Dartmouth Players Are Employees Who Can Unionize, U.S. Official Says
A federal official said Monday that members of the Dartmouth men’s basketball team were university employees, clearing a path for the team to take a vote that could make it the first unionized college sports program in the country.
In a statement, the National Labor Relations Board’s regional director in Boston, Laura Sacks, said that because Dartmouth had “the right to control the work” of the team and because the team did that work “in exchange for compensation” like equipment and game tickets, the players were employees under the National Labor Relations Act.
A date for the election on whether to unionize has not yet been set, and the result would need to be certified by the N.L.R.B. The university and the N.C.A.A. are expected to appeal the director’s decision.
In September, all 15 players on the team’s varsity roster signed and filed a petition to the labor board to unionize with the Service Employees International Union. On Oct. 5, Dartmouth’s lawyers responded by arguing that the players did not have the right to collectively bargain because, as members of the Ivy League, they received no athletic scholarships and because the program lost money each year.
The N.C.A.A. and its member schools have long resisted unionization attempts by college athletes, defending the student-athlete model that has come under fire by labor activists, judges and elected officials over the years.
In 2014, the Northwestern football team led the highest-profile attempt by a college program to unionize, arguing that because the players were compensated through scholarships, they had the right to bargain collectively.
In a ruling similar to Monday’s, a regional director of the labor board stated that the Northwestern scholarship players were university employees, and a union election was held. But the sealed ballots were ultimately destroyed after the five-member N.L.R.B. ruled in August 2015 that the players did not have the right to collectively bargain.
The environment surrounding labor rights in collegiate athletics has shifted since then.
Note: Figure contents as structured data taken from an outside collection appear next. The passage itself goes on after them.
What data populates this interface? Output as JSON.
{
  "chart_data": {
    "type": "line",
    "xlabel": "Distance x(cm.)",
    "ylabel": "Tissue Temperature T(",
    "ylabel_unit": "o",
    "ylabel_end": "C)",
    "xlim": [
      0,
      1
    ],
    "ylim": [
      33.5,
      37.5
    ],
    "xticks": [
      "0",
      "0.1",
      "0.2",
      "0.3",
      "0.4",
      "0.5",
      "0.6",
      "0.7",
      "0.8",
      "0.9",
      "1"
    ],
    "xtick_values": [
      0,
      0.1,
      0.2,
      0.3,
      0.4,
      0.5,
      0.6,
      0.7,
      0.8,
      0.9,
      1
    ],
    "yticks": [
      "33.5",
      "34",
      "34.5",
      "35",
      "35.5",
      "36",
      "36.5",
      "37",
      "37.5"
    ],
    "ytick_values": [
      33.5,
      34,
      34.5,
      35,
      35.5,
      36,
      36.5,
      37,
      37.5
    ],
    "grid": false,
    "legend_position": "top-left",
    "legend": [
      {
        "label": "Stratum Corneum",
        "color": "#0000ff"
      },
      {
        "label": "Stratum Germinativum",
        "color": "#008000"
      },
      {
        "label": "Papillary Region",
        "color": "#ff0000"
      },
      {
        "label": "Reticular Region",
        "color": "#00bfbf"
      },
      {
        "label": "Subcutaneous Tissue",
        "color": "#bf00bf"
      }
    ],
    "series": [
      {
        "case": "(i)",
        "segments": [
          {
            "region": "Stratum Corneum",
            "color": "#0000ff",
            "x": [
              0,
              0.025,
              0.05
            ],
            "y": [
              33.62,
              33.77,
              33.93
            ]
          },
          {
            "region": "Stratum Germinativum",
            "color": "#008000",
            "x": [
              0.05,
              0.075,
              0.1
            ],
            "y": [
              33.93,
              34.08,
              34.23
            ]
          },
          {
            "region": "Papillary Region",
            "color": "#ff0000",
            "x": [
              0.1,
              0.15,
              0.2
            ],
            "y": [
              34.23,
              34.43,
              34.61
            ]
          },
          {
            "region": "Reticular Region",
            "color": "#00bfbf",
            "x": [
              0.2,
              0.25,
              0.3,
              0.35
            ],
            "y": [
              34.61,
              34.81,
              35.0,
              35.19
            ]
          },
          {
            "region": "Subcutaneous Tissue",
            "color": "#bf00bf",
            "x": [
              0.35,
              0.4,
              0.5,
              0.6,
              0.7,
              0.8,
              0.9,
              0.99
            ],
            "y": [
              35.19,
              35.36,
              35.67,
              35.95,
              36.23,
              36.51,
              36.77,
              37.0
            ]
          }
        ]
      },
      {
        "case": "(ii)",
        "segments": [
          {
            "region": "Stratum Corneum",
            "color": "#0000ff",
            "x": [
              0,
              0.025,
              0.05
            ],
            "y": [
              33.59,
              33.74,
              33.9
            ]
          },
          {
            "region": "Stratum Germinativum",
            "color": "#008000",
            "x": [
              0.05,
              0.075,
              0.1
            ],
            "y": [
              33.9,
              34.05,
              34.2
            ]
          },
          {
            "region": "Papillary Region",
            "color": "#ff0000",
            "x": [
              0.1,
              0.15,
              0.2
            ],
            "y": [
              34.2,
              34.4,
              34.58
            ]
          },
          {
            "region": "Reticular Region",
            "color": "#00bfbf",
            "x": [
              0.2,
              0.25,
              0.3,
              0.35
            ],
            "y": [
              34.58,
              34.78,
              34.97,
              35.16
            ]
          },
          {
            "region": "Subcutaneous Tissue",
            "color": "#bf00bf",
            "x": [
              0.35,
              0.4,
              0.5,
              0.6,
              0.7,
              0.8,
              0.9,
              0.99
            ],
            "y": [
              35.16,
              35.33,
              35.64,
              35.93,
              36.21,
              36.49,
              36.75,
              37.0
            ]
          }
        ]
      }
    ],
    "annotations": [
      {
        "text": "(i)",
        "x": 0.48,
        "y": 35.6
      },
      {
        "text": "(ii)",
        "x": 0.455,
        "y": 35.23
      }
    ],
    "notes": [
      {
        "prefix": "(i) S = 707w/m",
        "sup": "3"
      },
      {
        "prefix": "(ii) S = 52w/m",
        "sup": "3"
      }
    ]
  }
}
“So much has changed in the enterprise of college athletics,” said Jason Stahl, the founder and executive director of the College Football Players Association, which promotes the unionization efforts of college football players.
In 2021, the Supreme Court ruled that the N.C.A.A.’s ban on compensation for college athletes violated antitrust law, forcing the N.C.A.A. to allow athletes to profit off their own name, image and likeness. Realignment has scrambled the traditional geographic bounds of conferences, increasing travel times for players in leagues that will soon stretch from the West Coast to the East Coast.
Support for unions more broadly is also higher today than in 2015, according to available polling.
Michael LeRoy, a professor and sports labor expert at the University of Illinois, said he expected an election to be held at Dartmouth, in which votes would not be revealed, before the N.L.R.B. issued its final ruling.
Mr. LeRoy also noted that the current N.L.R.B., under President Biden, had signaled more support for unionization efforts among college athletes than the one under President Barack Obama during the Northwestern union drive.
In September 2021, Jennifer A. Abruzzo, the general counsel of the board, said college athletes should be considered employees under federal labor law, citing the Supreme Court’s ruling that year that college sports was a profitable enterprise, and argued that classifying them simply as “student-athletes” would lead to a “chilling effect” on organization efforts at collegiate programs.
“This particular labor board has been very transparent about its view that at least some college athletes are, in effect, employees,” Mr. LeRoy said. “That was not the case in 2014.”